Until then, they treated her as a rising queen. Attendants brushed her hair and oiled her limbs. December became a daily remainder that all have only so long to live. No more than thirteen years old and yet the day of her death is determined.

As her treatment improved throughout the winter, December emerged from her trance. It would have been best to hibernate within herself until water filled her lungs, but now she understood and replied to speech. She would not say what she had seen, but she responded to her attendants, who were not much older than December, rewarded for good behavior with positions as handmaidens of the doomed girl. By proximity to her, it was thought they might comprehend life’s fragility.

As December regained her faculties, her privileged attendants began to covet what they could never secure. They too wanted to succumb to the coppery waters of the Mullica and thereby benefit everyone. Each was willing to martyr herself if promised elaborate, maudlin, festive ceremonies, especially if it assured a season of peace in Umbria.

The attendants decided that for each to attain and surpass December’s stature, they needed to cause a disturbance for which each would be put to death before December’s proposed marriage to the Mullica. No one expected these girls would aspire to exceed December’s reputation. The attendants were the sort who had forced December to dig a burrow of secret tunnels inside herself, like a mole. Yet now these girls seemed charmed, even worshipful. They treated December like a hidden gem, the search for which they devoted their short lives.

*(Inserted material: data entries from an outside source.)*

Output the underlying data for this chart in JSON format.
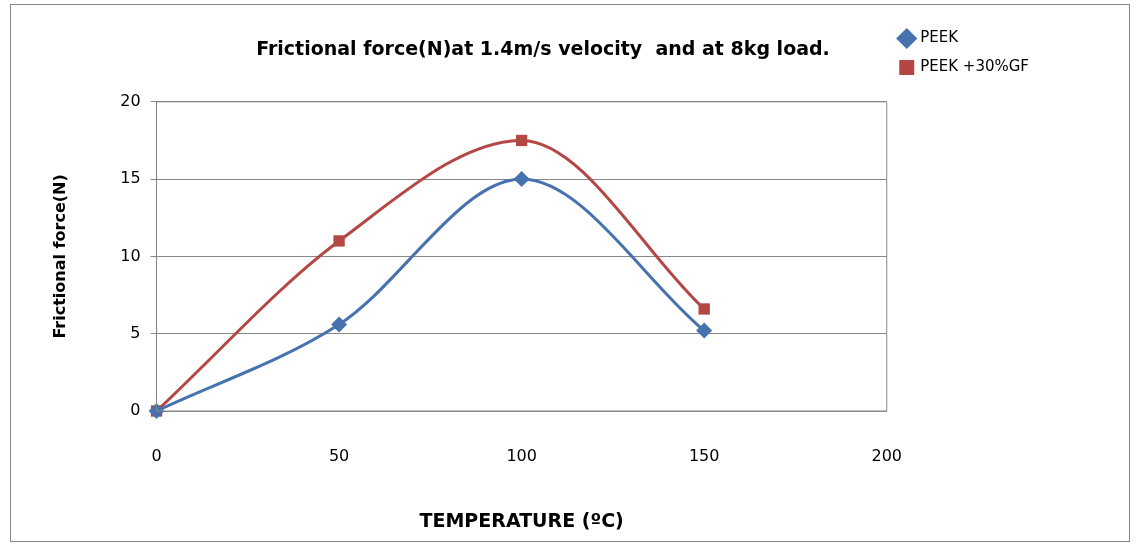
{
  "chart_data": {
    "type": "line",
    "title": "Frictional force(N)at 1.4m/s velocity  and at 8kg load.",
    "xlabel": "TEMPERATURE (ºC)",
    "ylabel": "Frictional force(N)",
    "x": [
      0,
      50,
      100,
      150
    ],
    "series": [
      {
        "name": "PEEK",
        "color": "#4672b0",
        "marker": "diamond",
        "values": [
          0,
          5.6,
          15,
          5.2
        ]
      },
      {
        "name": "PEEK +30%GF",
        "color": "#b44644",
        "marker": "square",
        "values": [
          0,
          11,
          17.5,
          6.6
        ]
      }
    ],
    "xlim": [
      0,
      200
    ],
    "xticks": [
      0,
      50,
      100,
      150,
      200
    ],
    "ylim": [
      0,
      20
    ],
    "yticks": [
      0,
      5,
      10,
      15,
      20
    ],
    "grid": "y",
    "legend": "right",
    "line_style": "solid"
  }
}
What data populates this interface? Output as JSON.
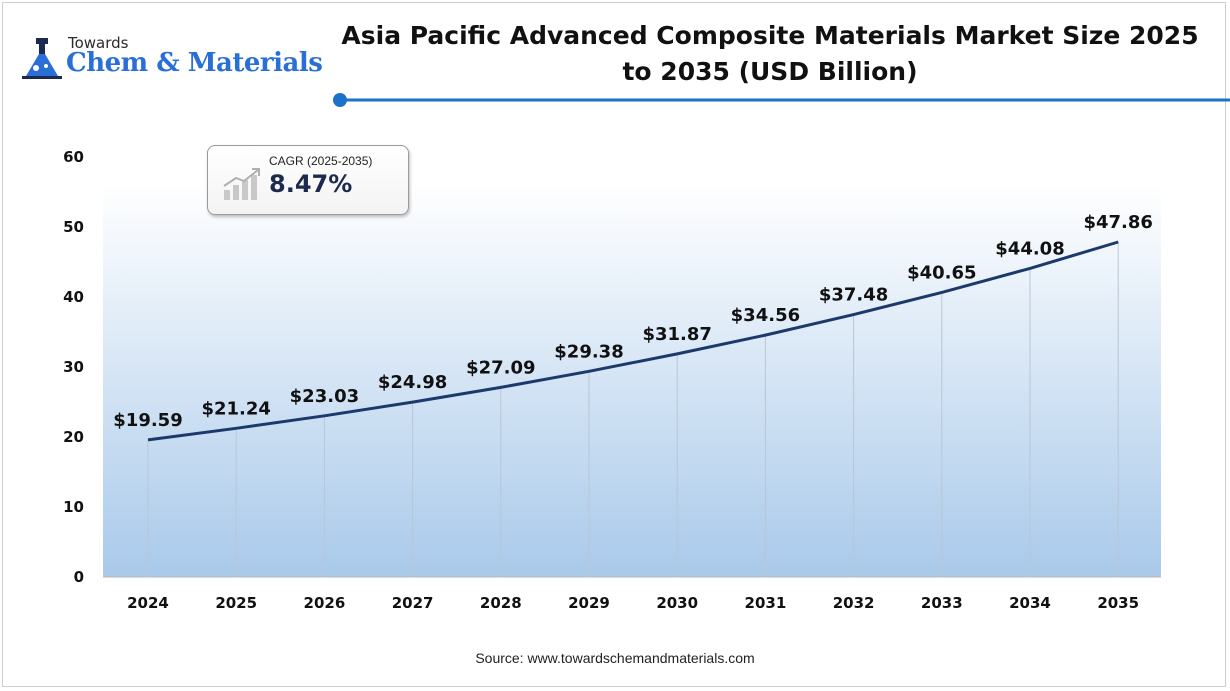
{
  "brand": {
    "line1": "Towards",
    "line2": "Chem & Materials",
    "color": "#2a6fd6"
  },
  "chart_data": {
    "type": "line",
    "title": "Asia Pacific Advanced Composite Materials Market Size 2025 to 2035 (USD Billion)",
    "categories": [
      "2024",
      "2025",
      "2026",
      "2027",
      "2028",
      "2029",
      "2030",
      "2031",
      "2032",
      "2033",
      "2034",
      "2035"
    ],
    "values": [
      19.59,
      21.24,
      23.03,
      24.98,
      27.09,
      29.38,
      31.87,
      34.56,
      37.48,
      40.65,
      44.08,
      47.86
    ],
    "data_labels": [
      "$19.59",
      "$21.24",
      "$23.03",
      "$24.98",
      "$27.09",
      "$29.38",
      "$31.87",
      "$34.56",
      "$37.48",
      "$40.65",
      "$44.08",
      "$47.86"
    ],
    "y_ticks": [
      "0",
      "10",
      "20",
      "30",
      "40",
      "50",
      "60"
    ],
    "ylim": [
      0,
      60
    ],
    "xlabel": "",
    "ylabel": "",
    "grid": false,
    "line_color": "#1b3a6b",
    "area_gradient": [
      "#ffffff",
      "#a9c9ea"
    ]
  },
  "cagr": {
    "label": "CAGR (2025-2035)",
    "value": "8.47%"
  },
  "source": "Source: www.towardschemandmaterials.com",
  "colors": {
    "accent": "#1a73c8",
    "title": "#111111"
  }
}
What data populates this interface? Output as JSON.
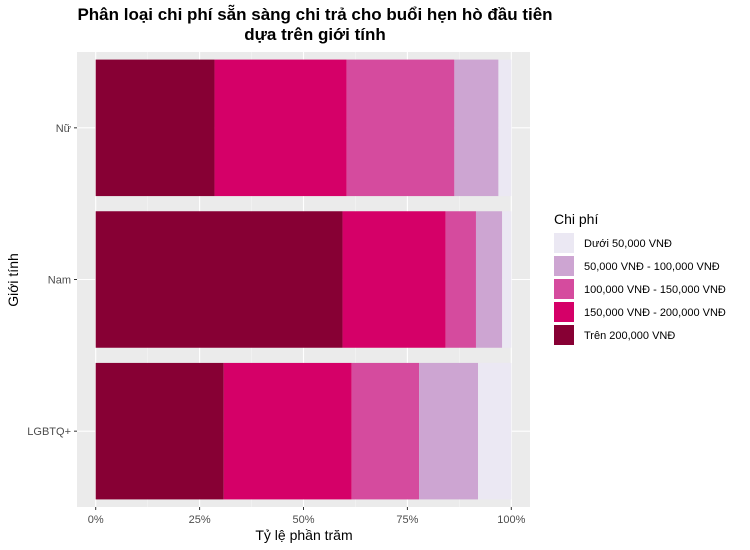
{
  "chart_data": {
    "type": "bar",
    "orientation": "horizontal",
    "stacked": true,
    "title": "Phân loại chi phí sẵn sàng chi trả cho buổi hẹn hò đầu tiên",
    "subtitle": "dựa trên giới tính",
    "xlabel": "Tỷ lệ phần trăm",
    "ylabel": "Giới tính",
    "xlim": [
      0,
      100
    ],
    "x_ticks": [
      "0%",
      "25%",
      "50%",
      "75%",
      "100%"
    ],
    "categories": [
      "Nữ",
      "Nam",
      "LGBTQ+"
    ],
    "legend_title": "Chi phí",
    "legend_position": "right",
    "grid": true,
    "series": [
      {
        "name": "Trên 200,000 VNĐ",
        "color": "#870034",
        "values": [
          28.6,
          59.4,
          30.8
        ]
      },
      {
        "name": "150,000 VNĐ - 200,000 VNĐ",
        "color": "#d50068",
        "values": [
          31.8,
          24.8,
          30.8
        ]
      },
      {
        "name": "100,000 VNĐ - 150,000 VNĐ",
        "color": "#d54b9e",
        "values": [
          25.9,
          7.3,
          16.2
        ]
      },
      {
        "name": "50,000 VNĐ - 100,000 VNĐ",
        "color": "#cda5d2",
        "values": [
          10.6,
          6.3,
          14.2
        ]
      },
      {
        "name": "Dưới 50,000 VNĐ",
        "color": "#ebe8f3",
        "values": [
          3.1,
          2.2,
          8.0
        ]
      }
    ],
    "legend_order": [
      "Dưới 50,000 VNĐ",
      "50,000 VNĐ - 100,000 VNĐ",
      "100,000 VNĐ - 150,000 VNĐ",
      "150,000 VNĐ - 200,000 VNĐ",
      "Trên 200,000 VNĐ"
    ],
    "colors": {
      "panel": "#ebebeb",
      "grid_major": "#ffffff",
      "grid_minor": "#f5f5f5"
    }
  }
}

“December,” they said—in their mouths her name was an aphrodisiac—“What can we do for you? How can we please you?”

They outdid one other with garlands of compliment. These girls, their scents, the absolute bouquet of them, was cruel reward. The sight of her father hanging by his wrists. Her own wrists circled in bright rings the girls made of strands of dyed hemp. Her return from mist and creek mud. That mansion in black inferno. Its dark roar.

IV

I could have reduced her cell to splinters or removed the roof and snatched her out, but then I would have needed to fly throughout the country, an omniscient, bestial crime-fighter who righted all wrongs. Who has ever come to free me, to save me, to release me from history? Why have I been damned to access the thoughts and feelings of all those with whom I have an affinity? A gift and a curse, extrasensory and inhuman, akin to flight and never seeming to die. That everyone I’d known had aged and died supported theories of my non-existence. It is a particular sadness of the immortal to outlive everyone. Consider the weariness of Poseidon surveying the ever-changing coastline, nostalgic for the shape of Pangaea, the ecstatic appearance of islands upon their fiery steaming birth above water. If I were a sort of god, I could influence December’s situation without detection. Have paparazzi ever captured Poseidon surveying the Atlantic coast? I’m more of a beast of a man, alas, possibly immortal and definitively aware of the fragility of those unlike me.